O recente caso de estupro coletivo registrado em Copacabana no final de janeiro teve um desdobramento tenso e fora dos tribunais. O advogado Rodrigo Mondego, responsável pela defesa da vítima, uma adolescente de 17 anos, relatou publicamente ter sido alvo de ataques verbais e ofensas proferidas por José Carlos Simonin, pai de um dos jovens acusados pelo crime.
Simonin, que ocupava o cargo de subsecretário de Governança, Compliance e Gestão Administrativa na Secretaria de Desenvolvimento Social e Direitos Humanos do governo Cláudio Castro, enviou mensagens privadas ao advogado através do Instagram. Em uma das conversas compartilhadas por Mondego, o ex-servidor disparou: “Você também está querendo cinco minutos de fama. Vai trabalhar para pagar ‘às’ suas contas, vagabundo”.
Reação e implicações jurídicas
A reação de Mondego foi imediata. O advogado rebateu a ofensa reafirmando seu papel institucional e o suporte à vítima: “Vagabundo não sou, sou sim advogado e trabalho bastante. Inclusive, para que o vagabundo do seu filho continue enjaulado. Cada um ocupa o lugar que escolheu, eu ao lado da vítima e o senhor, passando a mão na cabeça de estuprador”.

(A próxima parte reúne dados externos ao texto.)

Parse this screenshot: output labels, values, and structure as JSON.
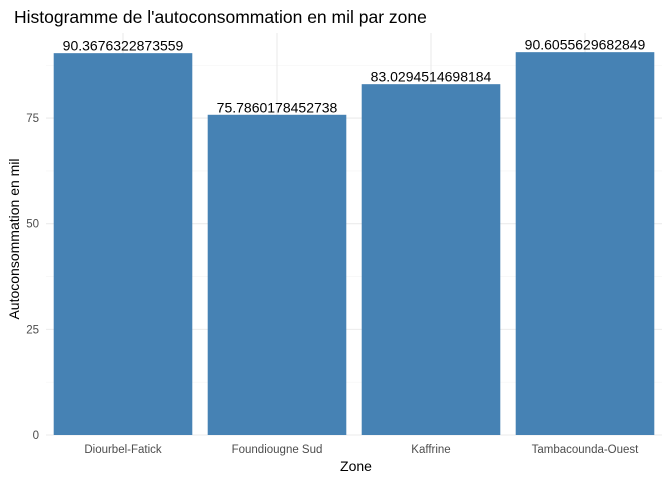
{
  "chart_data": {
    "type": "bar",
    "title": "Histogramme de l'autoconsommation en mil par zone",
    "xlabel": "Zone",
    "ylabel": "Autoconsommation en mil",
    "categories": [
      "Diourbel-Fatick",
      "Foundiougne Sud",
      "Kaffrine",
      "Tambacounda-Ouest"
    ],
    "values": [
      90.3676322873559,
      75.7860178452738,
      83.0294514698184,
      90.6055629682849
    ],
    "value_labels": [
      "90.3676322873559",
      "75.7860178452738",
      "83.0294514698184",
      "90.6055629682849"
    ],
    "yticks": [
      0,
      25,
      50,
      75
    ],
    "ylim": [
      0,
      95.14
    ],
    "grid": true,
    "legend": "none",
    "colors": {
      "bar": "#4682B4",
      "grid_major": "#EBEBEB",
      "grid_minor": "#F5F5F5",
      "tick_text": "#4D4D4D",
      "text": "#000000"
    }
  }
}
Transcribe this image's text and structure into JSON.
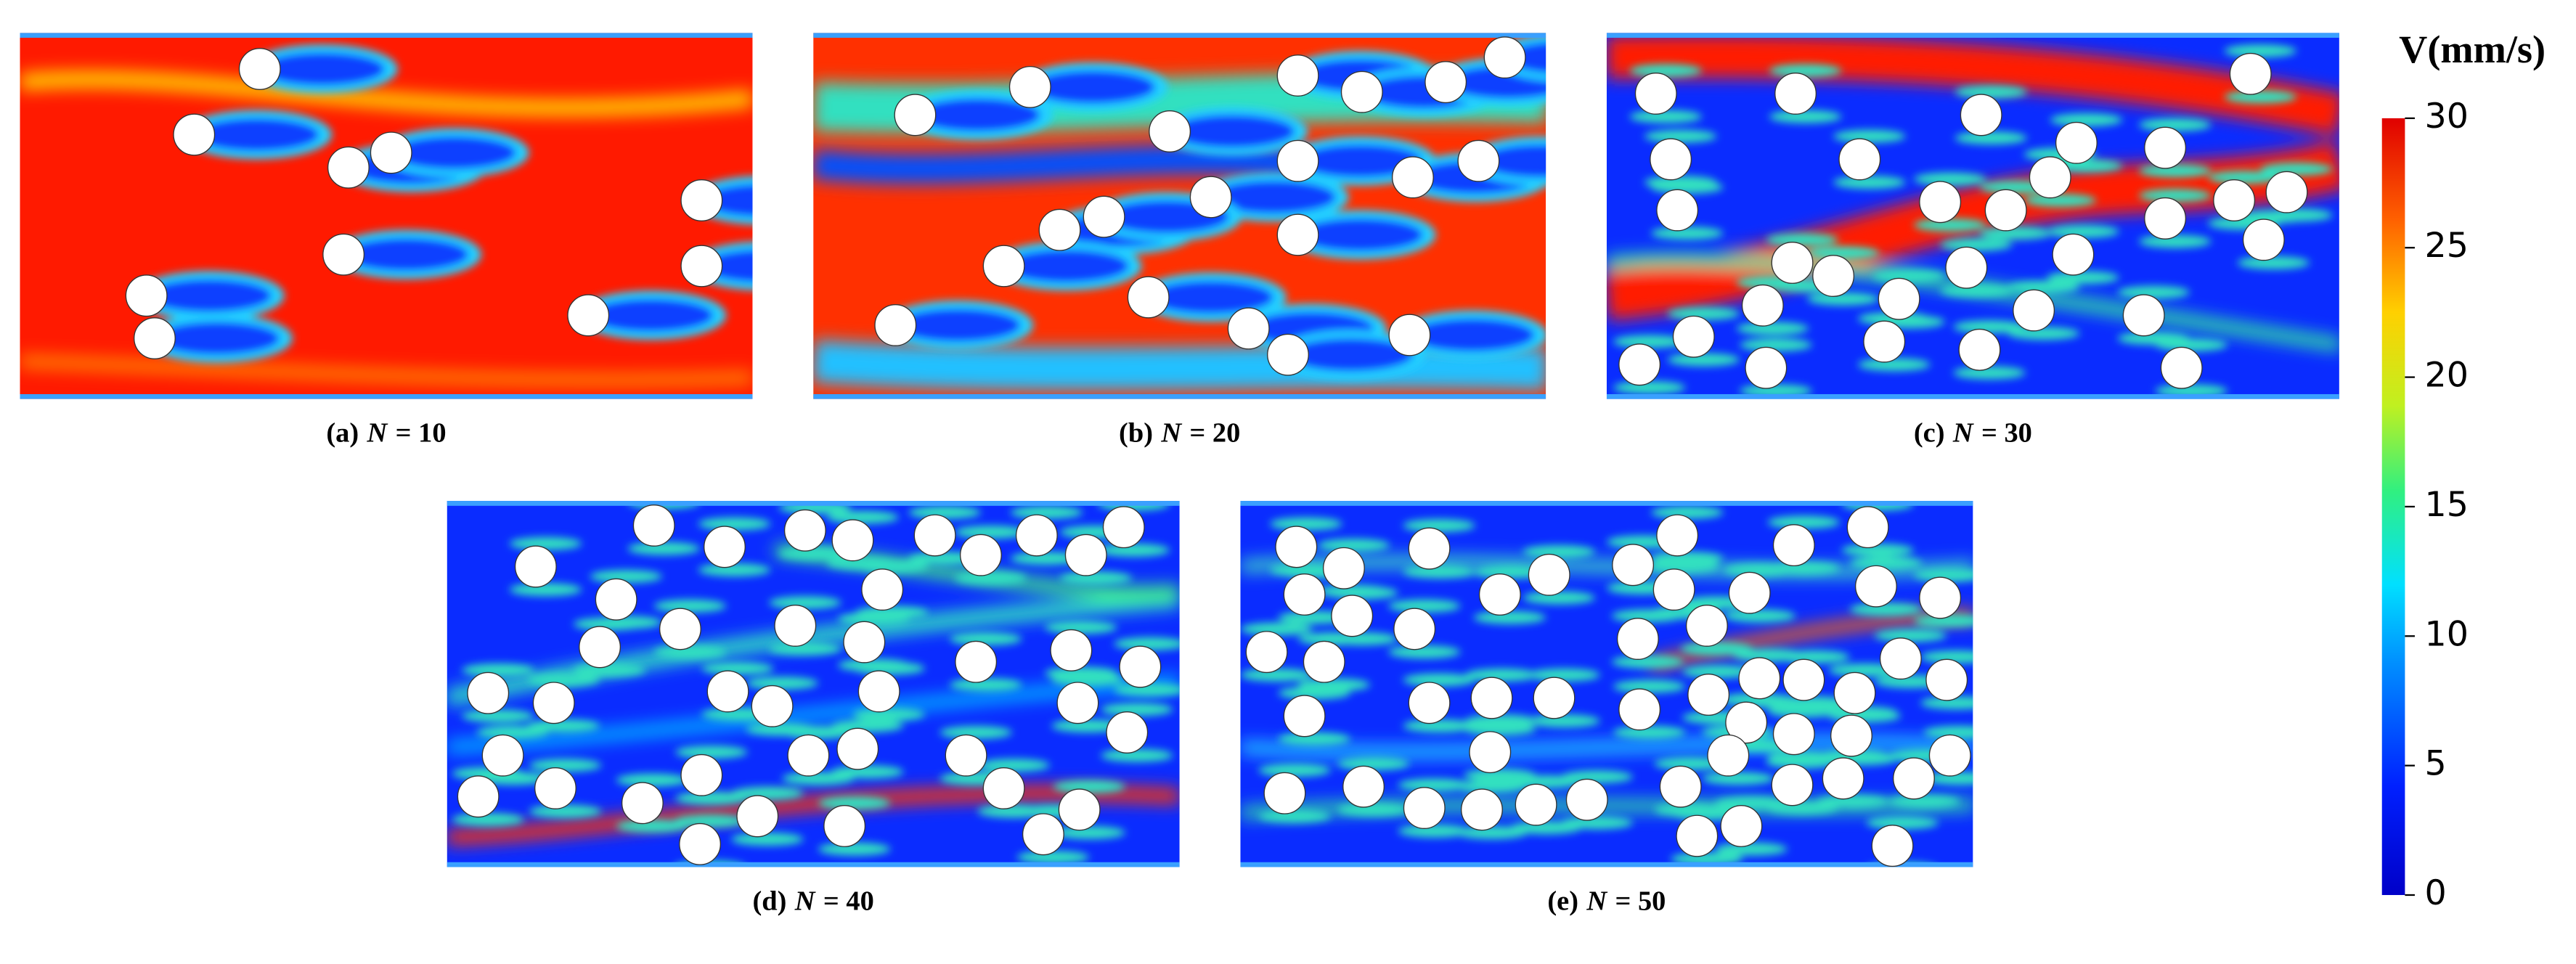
{
  "figure": {
    "colorbar": {
      "title": "V(mm/s)",
      "range": [
        0,
        30
      ],
      "ticks": [
        0,
        5,
        10,
        15,
        20,
        25,
        30
      ]
    },
    "panels": [
      {
        "label": "(a)",
        "symbol": "N",
        "equals": "= 10"
      },
      {
        "label": "(b)",
        "symbol": "N",
        "equals": "= 20"
      },
      {
        "label": "(c)",
        "symbol": "N",
        "equals": "= 30"
      },
      {
        "label": "(d)",
        "symbol": "N",
        "equals": "= 40"
      },
      {
        "label": "(e)",
        "symbol": "N",
        "equals": "= 50"
      }
    ]
  }
}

O defensor está considerando entrar com uma representação formal contra o ex-subsecretário. De acordo com Mondego, a conduta pode configurar o crime previsto no Artigo 344 do Código Penal, que trata da coação no curso do processo, ou seja, o uso de violência ou grave ameaça contra autoridade ou parte envolvida em processo judicial para favorecer interesses próprios ou alheios.
O crime e a investigação
Os ataques verbais acontecem em um momento crucial do inquérito realizado pela 12ª DP (Copacabana). A investigação, que já foi concluída, resultou no indiciamento de quatro jovens por estupro qualificado: Bruno Felipe dos Santos Allegretti, Vitor Hugo Oliveira Simonin, Mattheus Veríssimo Zoel Martins e João Gabriel Xavier Bertho.
Relatórios policiais baseados em câmeras de segurança do prédio mostram uma movimentação suspeita no corredor do sexto andar no dia do crime. As imagens registram a chegada da vítima acompanhada por um menor e, mais tarde, a saída da jovem do imóvel. O que mais chocou os investigadores foi a filmagem de um dos envolvidos voltando ao corredor após a saída da adolescente, fazendo gestos descritos pela polícia como “comemoração” e saindo do local com um sorriso.
Exoneração no governo do Rio
A pressão relacionada ao caso teve impacto direto na estrutura do governo estadual. No dia 3 deste mês, José Carlos Simonin foi exonerado de seu cargo. A solicitação de afastamento partiu da própria secretária de Desenvolvimento Social e Direitos Humanos, Rosangela Gomes, e foi encaminhada à Casa Civil.
A saída de Simonin do governo ocorre em uma pasta que, de forma irônica, deveria zelar pelo “Compliance” e pela proteção dos “Direitos Humanos”, resultando em um desgaste político para a gestão Cláudio Castro diante da gravidade das acusações envolvendo o filho do agora ex-servidor.